The other strategy includes the training of health professionals and RHD patient support group meetings organised at health facilities around the country.

The aim of the patient support group meetings is to empower and educate patients and reduce isolation.

Last month, the Ministry of Health and Medical Services has also launched an awareness campaign that coincided with a national stakeholder workshop aimed at improving services and adherence to antibiotic treatment among RHD patients.

In Fiji, approximately one in 50 school children have Rheumatic Heart Disease. This is equivalent to one child in every classroom.

The key message from the Ministry of Health and Medical Services to those living with the RHD across the country is: if you’ve ever been told by a doctor that you have RHD and are no longer taking your Benza injections, please visit your nearest health facility and get started, even if you feel well.

Once a person is diagnosed with RHD, they need to take monthly Benzathine penicillin (antibiotics) injections for at least 10 years. The main goal for RHD treatment is to prevent disease progression, prevent complications and to avoid, or at least delay, valve surgery. Apart from preventing further damages to the heart valves, the purpose of the treatment is to manage any complications of RHD.

This may involve different kinds of medication and cardiac surgery whereby damaged valves are either repaired or replaced with mechanical ones.

After surgery, patients are required to be on medications for the rest of their life and need ongoing regular clinical reviews. These all add up to be of great cost to the patient and their families.

Rheumatic Heart Disease (RHD) is the damage and scarring of the valves of the heart caused by an abnormal reaction to throat or skin infections caused by a bacteria called Group A streptococcus. This abnormal reaction leads to Acute Rheumatic Fever (ARF), which can then lead to RHD.

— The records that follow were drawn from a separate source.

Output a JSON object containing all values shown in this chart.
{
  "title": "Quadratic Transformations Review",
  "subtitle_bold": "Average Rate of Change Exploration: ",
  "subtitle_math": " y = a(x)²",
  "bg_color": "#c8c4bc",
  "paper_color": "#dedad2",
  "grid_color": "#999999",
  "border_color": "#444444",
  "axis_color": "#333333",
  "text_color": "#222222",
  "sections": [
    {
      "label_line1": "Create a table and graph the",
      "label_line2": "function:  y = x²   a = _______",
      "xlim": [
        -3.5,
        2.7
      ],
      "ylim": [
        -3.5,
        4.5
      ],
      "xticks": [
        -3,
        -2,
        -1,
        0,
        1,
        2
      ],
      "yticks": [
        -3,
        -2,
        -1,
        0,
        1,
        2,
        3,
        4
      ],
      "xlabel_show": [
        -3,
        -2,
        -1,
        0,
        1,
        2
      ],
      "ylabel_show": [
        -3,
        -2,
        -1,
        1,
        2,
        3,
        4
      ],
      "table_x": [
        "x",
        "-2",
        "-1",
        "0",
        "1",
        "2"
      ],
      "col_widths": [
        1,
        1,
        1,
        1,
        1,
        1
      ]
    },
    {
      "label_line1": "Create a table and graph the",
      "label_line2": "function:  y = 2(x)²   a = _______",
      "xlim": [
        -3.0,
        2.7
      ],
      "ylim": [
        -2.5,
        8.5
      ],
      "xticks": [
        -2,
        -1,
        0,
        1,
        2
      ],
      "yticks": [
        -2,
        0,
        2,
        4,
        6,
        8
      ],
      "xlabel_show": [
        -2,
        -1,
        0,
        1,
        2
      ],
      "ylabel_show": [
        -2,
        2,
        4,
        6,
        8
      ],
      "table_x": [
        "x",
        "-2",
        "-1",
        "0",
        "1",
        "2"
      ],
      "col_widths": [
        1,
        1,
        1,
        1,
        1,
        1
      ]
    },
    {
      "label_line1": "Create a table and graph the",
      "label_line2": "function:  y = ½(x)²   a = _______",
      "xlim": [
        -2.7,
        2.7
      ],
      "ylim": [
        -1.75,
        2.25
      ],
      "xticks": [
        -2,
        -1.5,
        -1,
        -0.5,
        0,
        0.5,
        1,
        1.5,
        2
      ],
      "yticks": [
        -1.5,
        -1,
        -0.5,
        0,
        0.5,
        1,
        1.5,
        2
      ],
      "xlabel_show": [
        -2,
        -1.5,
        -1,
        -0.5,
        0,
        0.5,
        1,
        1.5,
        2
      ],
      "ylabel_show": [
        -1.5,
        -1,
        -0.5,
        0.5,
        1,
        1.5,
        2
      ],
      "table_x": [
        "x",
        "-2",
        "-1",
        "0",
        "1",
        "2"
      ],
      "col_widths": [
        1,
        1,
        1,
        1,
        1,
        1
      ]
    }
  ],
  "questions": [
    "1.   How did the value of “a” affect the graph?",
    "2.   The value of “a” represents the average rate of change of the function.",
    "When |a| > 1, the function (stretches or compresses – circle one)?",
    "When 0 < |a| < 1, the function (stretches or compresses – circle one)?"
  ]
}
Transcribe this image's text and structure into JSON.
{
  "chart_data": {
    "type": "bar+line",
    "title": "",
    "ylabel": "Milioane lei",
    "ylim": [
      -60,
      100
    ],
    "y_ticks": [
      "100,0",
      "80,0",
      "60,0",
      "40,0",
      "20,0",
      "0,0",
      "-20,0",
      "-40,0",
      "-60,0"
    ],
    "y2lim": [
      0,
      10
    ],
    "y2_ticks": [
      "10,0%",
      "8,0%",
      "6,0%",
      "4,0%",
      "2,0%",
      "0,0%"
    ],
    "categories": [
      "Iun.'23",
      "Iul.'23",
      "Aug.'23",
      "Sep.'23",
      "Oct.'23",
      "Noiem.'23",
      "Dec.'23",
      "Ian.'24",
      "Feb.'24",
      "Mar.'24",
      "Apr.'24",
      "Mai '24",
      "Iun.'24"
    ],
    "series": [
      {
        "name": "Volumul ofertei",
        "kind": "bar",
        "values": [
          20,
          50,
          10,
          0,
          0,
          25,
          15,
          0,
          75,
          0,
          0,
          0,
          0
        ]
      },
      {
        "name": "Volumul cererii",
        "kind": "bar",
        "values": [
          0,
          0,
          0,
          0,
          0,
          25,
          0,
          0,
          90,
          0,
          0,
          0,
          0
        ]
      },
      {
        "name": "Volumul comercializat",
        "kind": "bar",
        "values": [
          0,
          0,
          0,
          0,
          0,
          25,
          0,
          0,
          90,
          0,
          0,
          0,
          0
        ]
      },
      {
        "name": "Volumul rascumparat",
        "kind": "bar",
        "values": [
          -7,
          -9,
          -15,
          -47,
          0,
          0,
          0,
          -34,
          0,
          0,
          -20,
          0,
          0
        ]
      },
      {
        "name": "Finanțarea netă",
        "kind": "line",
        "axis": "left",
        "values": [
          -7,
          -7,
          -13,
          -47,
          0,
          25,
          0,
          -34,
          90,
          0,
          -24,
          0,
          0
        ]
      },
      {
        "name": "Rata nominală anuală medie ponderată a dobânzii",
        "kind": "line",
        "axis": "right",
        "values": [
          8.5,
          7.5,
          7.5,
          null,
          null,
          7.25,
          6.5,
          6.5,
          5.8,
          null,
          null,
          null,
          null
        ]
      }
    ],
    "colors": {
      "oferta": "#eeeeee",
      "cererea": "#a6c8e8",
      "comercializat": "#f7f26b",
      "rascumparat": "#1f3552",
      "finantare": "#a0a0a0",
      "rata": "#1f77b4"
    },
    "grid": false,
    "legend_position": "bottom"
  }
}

People with severe Rheumatic Heart Disease may feel tired and short of breath and experience swelling of the body.

A person is not born with ARF or RHD. ARF is most common in children from the ages of 5 to 14 years of age.

Rheumatic Heart Disease (RHD) can also cause the heart to beat irregularly or the valves of the heart to be infected (infective endorcarditis).

It may increase the risk of blood clots from the heart travelling to the brain causing a stroke. Women with RHD may have heart problems during pregnancy. It can even cause premature death.

In Fiji, there are about 60 Rheumatic Heart Disease related deaths in a year.